Come abbiamo visto, invece, la polemica è esplosa in tutta la sua dimensione nel vertice dei capi di stato dell’Ue tenutosi a Bruxelles settimana scorsa. Dichiarazioni, controdichiarazioni, scuse, attacchi e smentite. Il fuoco incrociato di questi giorni, passata la bufera del gossip politico, ha messo in luce due problematiche.

 

Da una parte, come appuntava il Papa, ha rimesso in discussione le basi culturali di un’Europa sempre più incosciente di sé e sempre più incapace ad aver a che fare con la diversità. Dall’altra, ha aperto nuovamente il problema dell’articolazione delle normative europee nel contesto delle sovranità dei paesi membri. Come rilevava il filosofo André Glucksmann in un suo articolo pubblicato su Le Monde qualche giorno fa, «gli architetti di Bruxelles non hanno assicurato le condizioni pratiche per la libera circolazione degli europei (…) itineranti».
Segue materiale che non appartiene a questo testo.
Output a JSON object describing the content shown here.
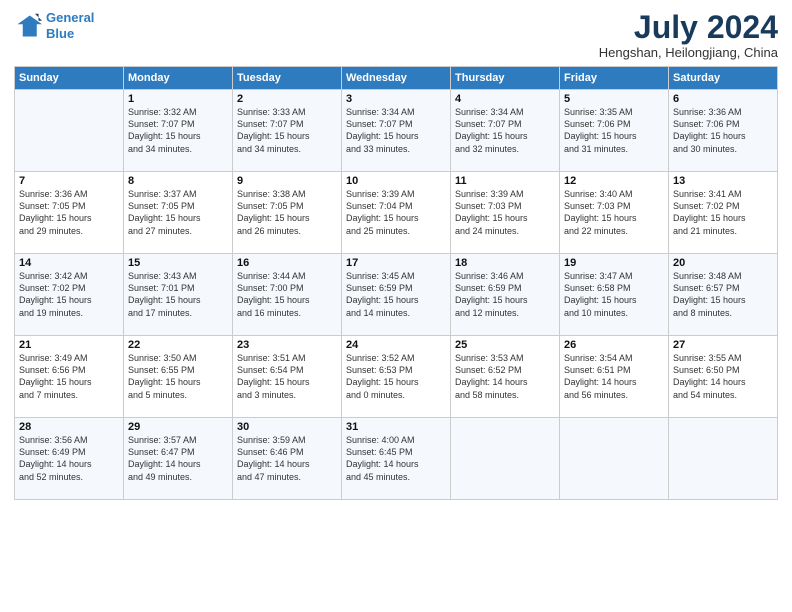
{
  "logo": {
    "line1": "General",
    "line2": "Blue"
  },
  "title": "July 2024",
  "subtitle": "Hengshan, Heilongjiang, China",
  "days_header": [
    "Sunday",
    "Monday",
    "Tuesday",
    "Wednesday",
    "Thursday",
    "Friday",
    "Saturday"
  ],
  "weeks": [
    [
      {
        "day": "",
        "info": ""
      },
      {
        "day": "1",
        "info": "Sunrise: 3:32 AM\nSunset: 7:07 PM\nDaylight: 15 hours\nand 34 minutes."
      },
      {
        "day": "2",
        "info": "Sunrise: 3:33 AM\nSunset: 7:07 PM\nDaylight: 15 hours\nand 34 minutes."
      },
      {
        "day": "3",
        "info": "Sunrise: 3:34 AM\nSunset: 7:07 PM\nDaylight: 15 hours\nand 33 minutes."
      },
      {
        "day": "4",
        "info": "Sunrise: 3:34 AM\nSunset: 7:07 PM\nDaylight: 15 hours\nand 32 minutes."
      },
      {
        "day": "5",
        "info": "Sunrise: 3:35 AM\nSunset: 7:06 PM\nDaylight: 15 hours\nand 31 minutes."
      },
      {
        "day": "6",
        "info": "Sunrise: 3:36 AM\nSunset: 7:06 PM\nDaylight: 15 hours\nand 30 minutes."
      }
    ],
    [
      {
        "day": "7",
        "info": "Sunrise: 3:36 AM\nSunset: 7:05 PM\nDaylight: 15 hours\nand 29 minutes."
      },
      {
        "day": "8",
        "info": "Sunrise: 3:37 AM\nSunset: 7:05 PM\nDaylight: 15 hours\nand 27 minutes."
      },
      {
        "day": "9",
        "info": "Sunrise: 3:38 AM\nSunset: 7:05 PM\nDaylight: 15 hours\nand 26 minutes."
      },
      {
        "day": "10",
        "info": "Sunrise: 3:39 AM\nSunset: 7:04 PM\nDaylight: 15 hours\nand 25 minutes."
      },
      {
        "day": "11",
        "info": "Sunrise: 3:39 AM\nSunset: 7:03 PM\nDaylight: 15 hours\nand 24 minutes."
      },
      {
        "day": "12",
        "info": "Sunrise: 3:40 AM\nSunset: 7:03 PM\nDaylight: 15 hours\nand 22 minutes."
      },
      {
        "day": "13",
        "info": "Sunrise: 3:41 AM\nSunset: 7:02 PM\nDaylight: 15 hours\nand 21 minutes."
      }
    ],
    [
      {
        "day": "14",
        "info": "Sunrise: 3:42 AM\nSunset: 7:02 PM\nDaylight: 15 hours\nand 19 minutes."
      },
      {
        "day": "15",
        "info": "Sunrise: 3:43 AM\nSunset: 7:01 PM\nDaylight: 15 hours\nand 17 minutes."
      },
      {
        "day": "16",
        "info": "Sunrise: 3:44 AM\nSunset: 7:00 PM\nDaylight: 15 hours\nand 16 minutes."
      },
      {
        "day": "17",
        "info": "Sunrise: 3:45 AM\nSunset: 6:59 PM\nDaylight: 15 hours\nand 14 minutes."
      },
      {
        "day": "18",
        "info": "Sunrise: 3:46 AM\nSunset: 6:59 PM\nDaylight: 15 hours\nand 12 minutes."
      },
      {
        "day": "19",
        "info": "Sunrise: 3:47 AM\nSunset: 6:58 PM\nDaylight: 15 hours\nand 10 minutes."
      },
      {
        "day": "20",
        "info": "Sunrise: 3:48 AM\nSunset: 6:57 PM\nDaylight: 15 hours\nand 8 minutes."
      }
    ],
    [
      {
        "day": "21",
        "info": "Sunrise: 3:49 AM\nSunset: 6:56 PM\nDaylight: 15 hours\nand 7 minutes."
      },
      {
        "day": "22",
        "info": "Sunrise: 3:50 AM\nSunset: 6:55 PM\nDaylight: 15 hours\nand 5 minutes."
      },
      {
        "day": "23",
        "info": "Sunrise: 3:51 AM\nSunset: 6:54 PM\nDaylight: 15 hours\nand 3 minutes."
      },
      {
        "day": "24",
        "info": "Sunrise: 3:52 AM\nSunset: 6:53 PM\nDaylight: 15 hours\nand 0 minutes."
      },
      {
        "day": "25",
        "info": "Sunrise: 3:53 AM\nSunset: 6:52 PM\nDaylight: 14 hours\nand 58 minutes."
      },
      {
        "day": "26",
        "info": "Sunrise: 3:54 AM\nSunset: 6:51 PM\nDaylight: 14 hours\nand 56 minutes."
      },
      {
        "day": "27",
        "info": "Sunrise: 3:55 AM\nSunset: 6:50 PM\nDaylight: 14 hours\nand 54 minutes."
      }
    ],
    [
      {
        "day": "28",
        "info": "Sunrise: 3:56 AM\nSunset: 6:49 PM\nDaylight: 14 hours\nand 52 minutes."
      },
      {
        "day": "29",
        "info": "Sunrise: 3:57 AM\nSunset: 6:47 PM\nDaylight: 14 hours\nand 49 minutes."
      },
      {
        "day": "30",
        "info": "Sunrise: 3:59 AM\nSunset: 6:46 PM\nDaylight: 14 hours\nand 47 minutes."
      },
      {
        "day": "31",
        "info": "Sunrise: 4:00 AM\nSunset: 6:45 PM\nDaylight: 14 hours\nand 45 minutes."
      },
      {
        "day": "",
        "info": ""
      },
      {
        "day": "",
        "info": ""
      },
      {
        "day": "",
        "info": ""
      }
    ]
  ]
}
Vero, ma non è colpa solo di Bruxelles. E, d’altra parte, come ha scritto Mario Mauro, «non è più il momento degli scambi di accuse o delle strumentalizzazioni politiche, ma è davvero il momento di aprire una riflessione seria e concreta sulle misure da prendere per risolvere i problemi d’integrazione». Adesso si tratta di lavorare nel concreto perché la normativa europea (2004/38/CE) sia realmente applicata nel contesto delle sovranità nazionali, delle regioni e dei comuni implicati più da vicino nel problema. Cooperare perché tale normativa arrivi a essere non solo qualcosa di giusto, ma anche qualcosa di viabile.